Ciò che accosta gli atti sopra citati è un'implicita ammissione del danno (di diversa natura) provocato dal largo impiego di prodotti antiparassitari e la comune scelta dei vari amministratori di schierarsi tuttavia, senza riserve, a fianco di chi effettua i trattamenti consentendo loro di portarsi con l'atomizzatore il più vicino possibile alle proprietà altrui, costringendo gli inermi confinanti ad adottare le necessarie misure precauzionali.
È avvilente dover sottolineare come la stragrande maggioranza della popolazione della Val di Non, impotente di fronte ai dannosi effetti di un'attività agricola sempre più impattante debba subire, da parte di chi la dovrebbe tutelare, oltre alla scarsa considerazione anche le beffe.
La decisione del consiglio comunale di Tuenno di obbligare i privati a dotarsi di «siepi antifitofarmaci» a protezione delle loro case dai veleni usati per le mele, come prima l'interrogazione provinciale del consigliere leghista Paternoster affinché sia limitato ai contadini l'obbligo di spargere anticrittogamici con la lancia a mano, confermano quello che gli abitanti della val di Non hanno sempre saputo: i trattamenti per le mele (a quelle dosi, e a quelle intensità di superfici) fanno male.

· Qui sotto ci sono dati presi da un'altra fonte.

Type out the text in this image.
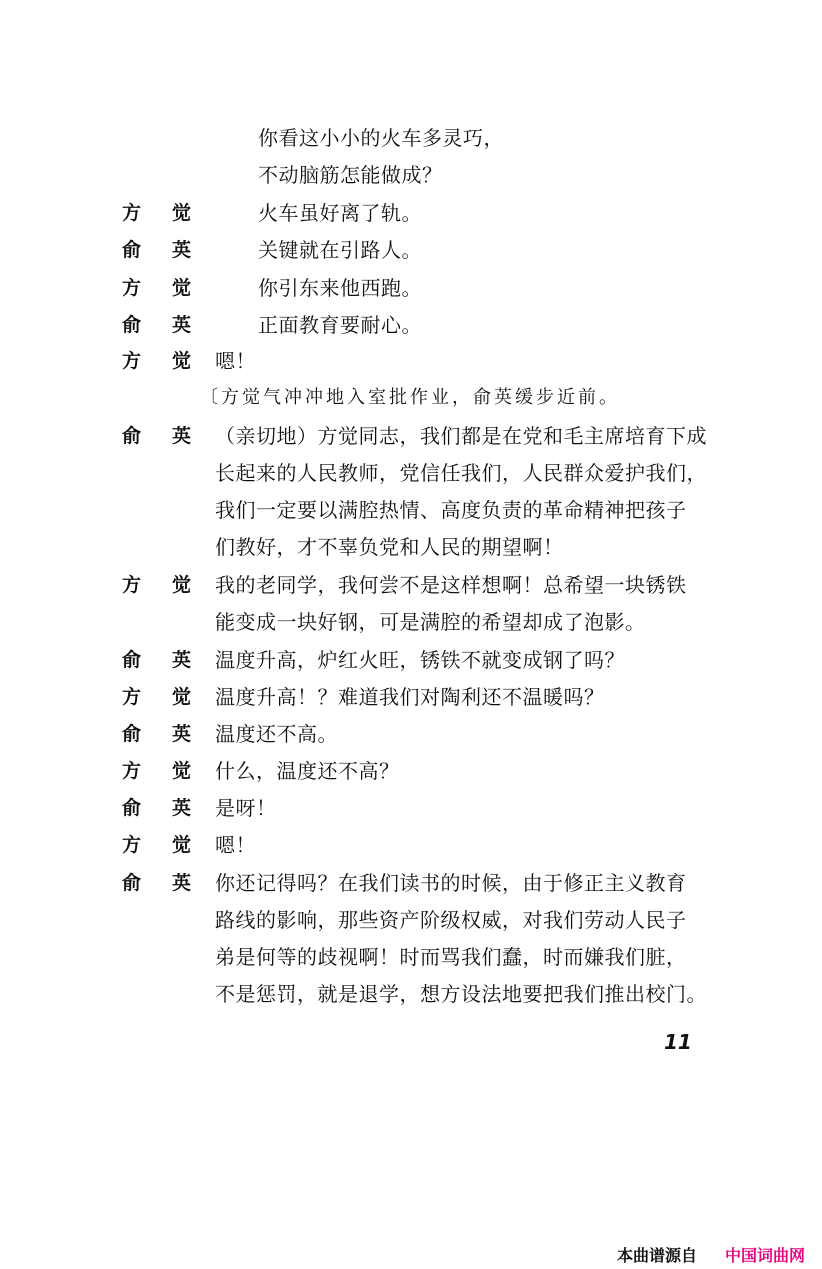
你看这小小的火车多灵巧，
不动脑筋怎能做成？
方 觉	火车虽好离了轨。
俞 英	关键就在引路人。
方 觉	你引东来他西跑。
俞 英	正面教育要耐心。
方 觉 嗯！
〔方觉气冲冲地入室批作业，俞英缓步近前。
俞 英 （亲切地）方觉同志，我们都是在党和毛主席培育下成
长起来的人民教师，党信任我们，人民群众爱护我们，
我们一定要以满腔热情、高度负责的革命精神把孩子
们教好，才不辜负党和人民的期望啊！
方 觉 我的老同学，我何尝不是这样想啊！总希望一块锈铁
能变成一块好钢，可是满腔的希望却成了泡影。
俞 英 温度升高，炉红火旺，锈铁不就变成钢了吗？
方 觉 温度升高！？难道我们对陶利还不温暖吗？
俞 英 温度还不高。
方 觉 什么，温度还不高？
俞 英 是呀！
方 觉 嗯！
俞 英 你还记得吗？在我们读书的时候，由于修正主义教育
路线的影响，那些资产阶级权威，对我们劳动人民子
弟是何等的歧视啊！时而骂我们蠢，时而嫌我们脏，
不是惩罚，就是退学，想方设法地要把我们推出校门。
11
本曲谱源自 中国词曲网
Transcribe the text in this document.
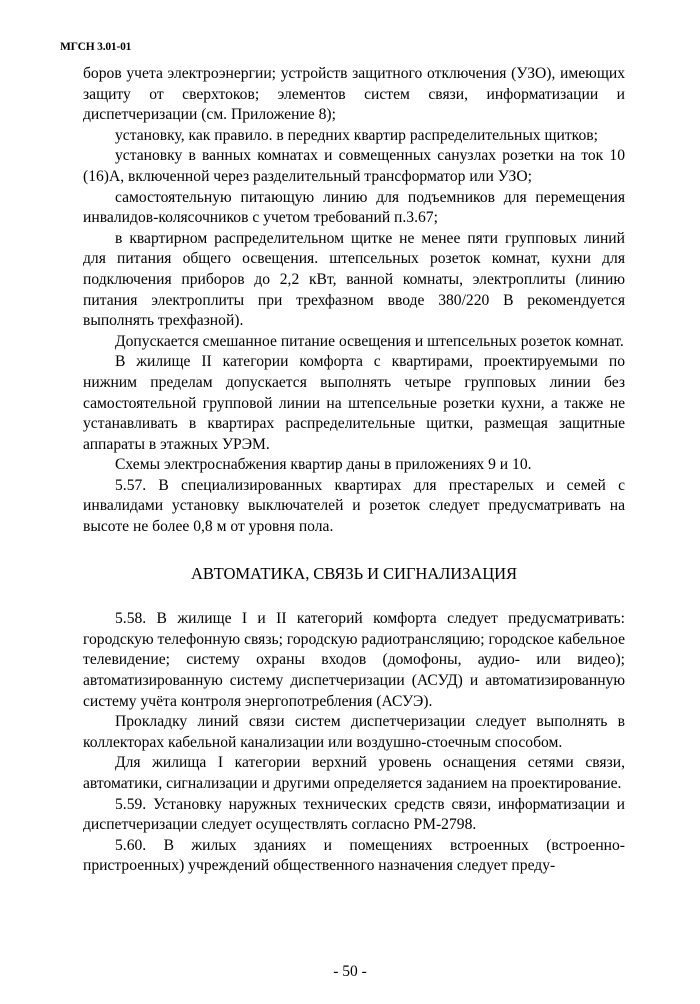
МГСН 3.01-01

боров учета электроэнергии; устройств защитного отключения (УЗО), имеющих защиту от сверхтоков; элементов систем связи, информатизации и диспетчеризации (см. Приложение 8);

установку, как правило. в передних квартир распределительных щитков;

установку в ванных комнатах и совмещенных санузлах розетки на ток 10 (16)А, включенной через разделительный трансформатор или УЗО;

самостоятельную питающую линию для подъемников для перемещения инвалидов-колясочников с учетом требований п.3.67;

в квартирном распределительном щитке не менее пяти групповых линий для питания общего освещения. штепсельных розеток комнат, кухни для подключения приборов до 2,2 кВт, ванной комнаты, электроплиты (линию питания электроплиты при трехфазном вводе 380/220 В рекомендуется выполнять трехфазной).

Допускается смешанное питание освещения и штепсельных розеток комнат.

В жилище II категории комфорта с квартирами, проектируемыми по нижним пределам допускается выполнять четыре групповых линии без самостоятельной групповой линии на штепсельные розетки кухни, а также не устанавливать в квартирах распределительные щитки, размещая защитные аппараты в этажных УРЭМ.

Схемы электроснабжения квартир даны в приложениях 9 и 10.

5.57. В специализированных квартирах для престарелых и семей с инвалидами установку выключателей и розеток следует предусматривать на высоте не более 0,8 м от уровня пола.

АВТОМАТИКА, СВЯЗЬ И СИГНАЛИЗАЦИЯ

5.58. В жилище I и II категорий комфорта следует предусматривать: городскую телефонную связь; городскую радиотрансляцию; городское кабельное телевидение; систему охраны входов (домофоны, аудио- или видео); автоматизированную систему диспетчеризации (АСУД) и автоматизированную систему учёта контроля энергопотребления (АСУЭ).

Прокладку линий связи систем диспетчеризации следует выполнять в коллекторах кабельной канализации или воздушно-стоечным способом.

Для жилища I категории верхний уровень оснащения сетями связи, автоматики, сигнализации и другими определяется заданием на проектирование.

5.59. Установку наружных технических средств связи, информатизации и диспетчеризации следует осуществлять согласно РМ-2798.

5.60. В жилых зданиях и помещениях встроенных (встроенно-пристроенных) учреждений общественного назначения следует преду-

- 50 -
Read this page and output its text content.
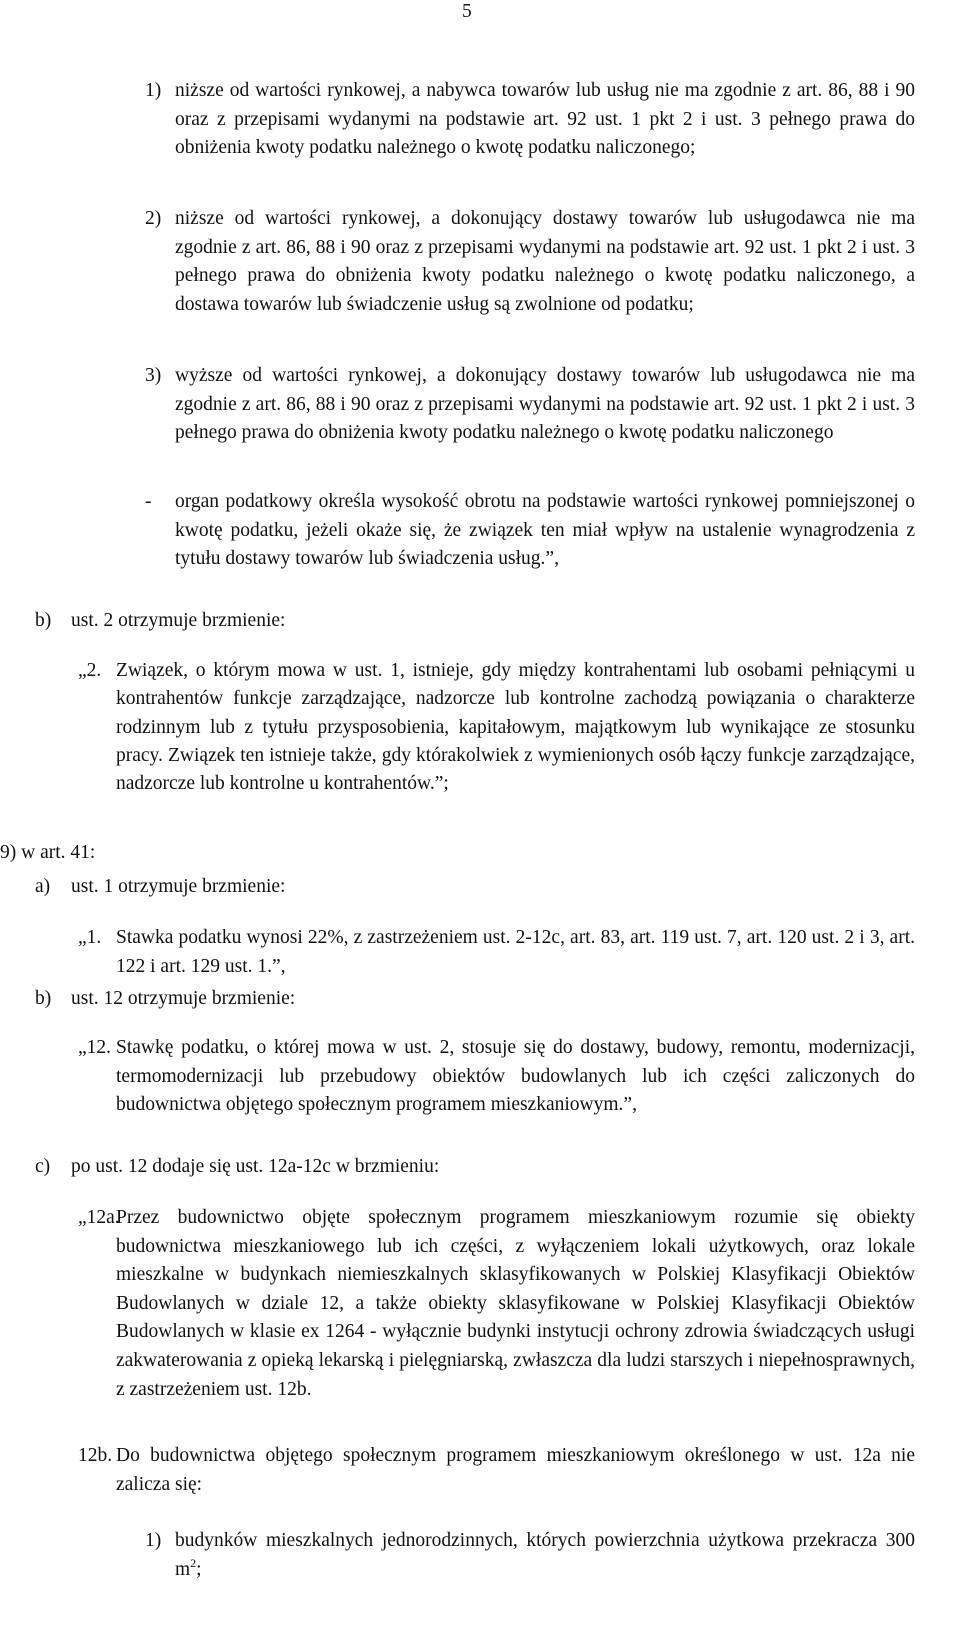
5
1) niższe od wartości rynkowej, a nabywca towarów lub usług nie ma zgodnie z art. 86, 88 i 90 oraz z przepisami wydanymi na podstawie art. 92 ust. 1 pkt 2 i ust. 3 pełnego prawa do obniżenia kwoty podatku należnego o kwotę podatku naliczonego;
2) niższe od wartości rynkowej, a dokonujący dostawy towarów lub usługodawca nie ma zgodnie z art. 86, 88 i 90 oraz z przepisami wydanymi na podstawie art. 92 ust. 1 pkt 2 i ust. 3 pełnego prawa do obniżenia kwoty podatku należnego o kwotę podatku naliczonego, a dostawa towarów lub świadczenie usług są zwolnione od podatku;
3) wyższe od wartości rynkowej, a dokonujący dostawy towarów lub usługodawca nie ma zgodnie z art. 86, 88 i 90 oraz z przepisami wydanymi na podstawie art. 92 ust. 1 pkt 2 i ust. 3 pełnego prawa do obniżenia kwoty podatku należnego o kwotę podatku naliczonego
-	organ podatkowy określa wysokość obrotu na podstawie wartości rynkowej pomniejszonej o kwotę podatku, jeżeli okaże się, że związek ten miał wpływ na ustalenie wynagrodzenia z tytułu dostawy towarów lub świadczenia usług.”,
b)	ust. 2 otrzymuje brzmienie:
„2. Związek, o którym mowa w ust. 1, istnieje, gdy między kontrahentami lub osobami pełniącymi u kontrahentów funkcje zarządzające, nadzorcze lub kontrolne zachodzą powiązania o charakterze rodzinnym lub z tytułu przysposobienia, kapitałowym, majątkowym lub wynikające ze stosunku pracy. Związek ten istnieje także, gdy którakolwiek z wymienionych osób łączy funkcje zarządzające, nadzorcze lub kontrolne u kontrahentów.”;
9) w art. 41:
a)	ust. 1 otrzymuje brzmienie:
„1. Stawka podatku wynosi 22%, z zastrzeżeniem ust. 2-12c, art. 83, art. 119 ust. 7, art. 120 ust. 2 i 3, art. 122 i art. 129 ust. 1.”,
b)	ust. 12 otrzymuje brzmienie:
„12. Stawkę podatku, o której mowa w ust. 2, stosuje się do dostawy, budowy, remontu, modernizacji, termomodernizacji lub przebudowy obiektów budowlanych lub ich części zaliczonych do budownictwa objętego społecznym programem mieszkaniowym.”,
c)	po ust. 12 dodaje się ust. 12a-12c w brzmieniu:
„12a.
Przez budownictwo objęte społecznym programem mieszkaniowym rozumie się obiekty budownictwa mieszkaniowego lub ich części, z wyłączeniem lokali użytkowych, oraz lokale mieszkalne w budynkach niemieszkalnych sklasyfikowanych w Polskiej Klasyfikacji Obiektów Budowlanych w dziale 12, a także obiekty sklasyfikowane w Polskiej Klasyfikacji Obiektów Budowlanych w klasie ex 1264 - wyłącznie budynki instytucji ochrony zdrowia świadczących usługi zakwaterowania z opieką lekarską i pielęgniarską, zwłaszcza dla ludzi starszych i niepełnosprawnych, z zastrzeżeniem ust. 12b.
12b. Do budownictwa objętego społecznym programem mieszkaniowym określonego w ust. 12a nie zalicza się:
1) budynków mieszkalnych jednorodzinnych, których powierzchnia użytkowa przekracza 300 $m^2$;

Per lungo tempo si è negato e minimizzato questo. Ora, invece, ne prendono atto pure i consigli comunali e i consiglieri provinciali. Anche se la risposta politica che viene data è opposta alle premesse fatte.
Dato che i fitofarmaci fanno male, i cittadini sono obbligati a difendersi installando siepi protettive, ha stabilito l'amministrazione di Tuenno. A parte che fa un po' specie che gli interventi protettivi debbano essere a carico dei cittadini e non di chi irrora i veleni, la conclusione che ci si aspetterebbe è un'altra. Dato che i fitofarmaci fanno male, vediamo come si può ridurre il loro utilizzo, promuovere maggiori estensioni di coltivazione biologica della mela, evitare gli appezzamenti coltivati fino a ridosso delle case, sostenere la riconversione di parti dei meleti troppo vicini agli abitati.
Stessa cosa nell'interrogazione di Paternoster. Dato che fitofarmaci fanno male a chi li irrora, - afferma l'esponente leghista - facciamoli irrorare solo alle macchine, anche vicino alle case. Forse la conclusione più logica della premessa sarebbe un'altra. Dato che i fitofarmaci fanno male a chi li irrora, vediamo di contenere il loro utilizzo, sia a favore dei contadini che usano le lance a mano, sia degli abitanti della val di Non.
Ora che il problema è stato riconosciuto, cerchiamo di trovare delle vie concrete per risolverlo. Negare la soluzione, dopo aver individuato il problema è un semplice arrampicarsi sugli specchi. E trasmette l'idea inaccettabile che, dopotutto, la salute dei nonesi non è poi così importante, e può passare in secondo piano.